First of all, the fact that Azam thought he was transporting a car thief is enough to make me regard him as guilty of aiding and abetting a criminal. In addition, this just shows how important the border closings are to the day-to-day safety and security of Israeli citizens. Anyone who tries to flout them, even if he thinks he is just "transporting Palestinian workers and car thieves" is guilty of putting his fellow Israeli citizens in danger. And this time, Azam lost the game of Russian Roulette he had been playing with the lives of his fellow citizens, in a big way.

Monday, August 01, 2005


Chaim over at Life-of-Rubin points out in this post that the Jewish Press has published an article reviewing an album that I myself reviewed a while back. Apparently, they took a whole chunk out of my review and printed it without attribution. From the article:
"Believe" is even the talk of many internet bloggers who have described the album as "extremely professionally done...The lead vocalist, Suffy Rudman, has an exquisite voice...Definitely worth a listen, especially as your purchase goes towards such a worthy cause."
Um, it was not many internet bloggers who made all those comments. Just one. Me. There's really no excuse for their not naming me as the originator of those comments. Not that I care that much, but it isn't exactly ethical. And certainly unoriginal. Not that I expect originality from the great journalistic resource that we call the Jewish Press.
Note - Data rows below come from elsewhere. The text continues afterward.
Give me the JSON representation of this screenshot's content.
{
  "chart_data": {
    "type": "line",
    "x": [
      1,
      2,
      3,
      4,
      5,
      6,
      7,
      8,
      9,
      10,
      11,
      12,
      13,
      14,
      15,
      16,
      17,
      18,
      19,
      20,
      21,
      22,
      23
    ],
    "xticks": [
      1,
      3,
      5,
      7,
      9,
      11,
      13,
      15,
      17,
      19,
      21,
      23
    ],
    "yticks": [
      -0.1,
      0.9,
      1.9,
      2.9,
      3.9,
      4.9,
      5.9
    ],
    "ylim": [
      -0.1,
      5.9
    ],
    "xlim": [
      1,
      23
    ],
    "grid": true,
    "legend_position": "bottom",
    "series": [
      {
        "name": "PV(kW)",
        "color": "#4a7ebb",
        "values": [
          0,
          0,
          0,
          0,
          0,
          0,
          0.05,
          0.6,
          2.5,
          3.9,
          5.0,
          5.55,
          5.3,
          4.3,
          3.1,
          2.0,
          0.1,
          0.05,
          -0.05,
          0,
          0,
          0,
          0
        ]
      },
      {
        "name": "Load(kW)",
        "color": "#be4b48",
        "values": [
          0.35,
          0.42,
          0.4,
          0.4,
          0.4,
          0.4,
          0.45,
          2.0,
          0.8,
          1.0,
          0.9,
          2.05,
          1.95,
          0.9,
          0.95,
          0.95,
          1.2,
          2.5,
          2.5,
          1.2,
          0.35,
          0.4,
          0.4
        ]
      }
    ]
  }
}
Similarly, that other great journalistic resource that we call the NY Jewish Week published a fawning front page profile of the band Blue Fringe. While I do think they have talent, and certainly do appeal to the Orthodox tween and teen set, I think that in the interest of full disclosure, the reporter might have seen fit to make it known that she was writing the article about her boss's son's band. That's right, Blue Fringe is led by Dov Rosenblatt, the son of none other than Gary Rosenblatt, the illustrious editor of the Jewish Week. More here. Classic.